Margin of k-nearest neighbor classifier by resubstitution
m = resubMargin(mdl)
k-nearest neighbor classifier, created by ClassificationKNN.fit.
A numeric column vector of length size(mdl.X,1), where mdl.X is the training data for mdl. Each entry in m represents the margin for the corresponding row of mdl.X and (true class) mdl.Y.
The classification margin is the difference between the classification score for the true class and maximal classification score for the false classes.
Margin is a column vector with the same number of rows as in the training data.
The score of a classification is the posterior probability of the classification. The posterior probability is the number of neighbors that have that classification, divided by the number of neighbors. For a more detailed definition that includes weights and prior probabilities, see Posterior Probability.
Construct a k-nearest neighbor classifier for the Fisher iris data, where k = 5.
Load the data.
load fisheriris X = meas; Y = species;
Construct a classifier for 5-nearest neighbors.
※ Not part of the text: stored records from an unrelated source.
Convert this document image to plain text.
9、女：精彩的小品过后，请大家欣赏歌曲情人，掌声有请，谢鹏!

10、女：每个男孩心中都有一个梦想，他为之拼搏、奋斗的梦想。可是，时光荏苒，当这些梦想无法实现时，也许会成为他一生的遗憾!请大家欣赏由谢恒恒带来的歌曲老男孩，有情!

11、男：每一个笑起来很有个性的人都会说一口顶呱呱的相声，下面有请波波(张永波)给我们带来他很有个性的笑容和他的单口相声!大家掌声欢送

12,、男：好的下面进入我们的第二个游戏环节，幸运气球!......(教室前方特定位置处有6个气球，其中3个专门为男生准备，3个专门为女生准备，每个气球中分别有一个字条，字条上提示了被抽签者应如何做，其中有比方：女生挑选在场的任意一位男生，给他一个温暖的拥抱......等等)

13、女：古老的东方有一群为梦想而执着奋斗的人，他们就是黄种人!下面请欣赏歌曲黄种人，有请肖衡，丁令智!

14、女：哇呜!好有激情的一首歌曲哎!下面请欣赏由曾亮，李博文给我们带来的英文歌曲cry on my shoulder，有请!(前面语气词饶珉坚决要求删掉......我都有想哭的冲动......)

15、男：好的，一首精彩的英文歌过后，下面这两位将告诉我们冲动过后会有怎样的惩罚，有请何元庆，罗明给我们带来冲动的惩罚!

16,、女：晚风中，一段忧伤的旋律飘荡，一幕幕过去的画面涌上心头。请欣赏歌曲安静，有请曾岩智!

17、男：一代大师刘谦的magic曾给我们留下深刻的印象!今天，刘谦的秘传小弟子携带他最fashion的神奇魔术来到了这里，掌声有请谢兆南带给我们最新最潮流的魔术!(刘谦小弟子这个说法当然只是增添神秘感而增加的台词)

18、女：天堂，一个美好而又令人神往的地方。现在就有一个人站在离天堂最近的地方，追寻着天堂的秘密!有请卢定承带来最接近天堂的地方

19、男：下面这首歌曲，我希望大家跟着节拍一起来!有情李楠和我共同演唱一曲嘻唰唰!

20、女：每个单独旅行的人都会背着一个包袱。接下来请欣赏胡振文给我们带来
mdl = ClassificationKNN.fit(X,Y,'NumNeighbors',5);
Examine some statistics of the resubstitution margin of the classifier.
m = resubMargin(mdl); [max(m) min(m) mean(m)]
ans = 1.0000 -0.6000 0.9253
The mean margin is over 0.9, indicating fairly high classification accuracy for resubstitution. For more reliable assessment of model accuracy, consider cross validation, such as kfoldLoss.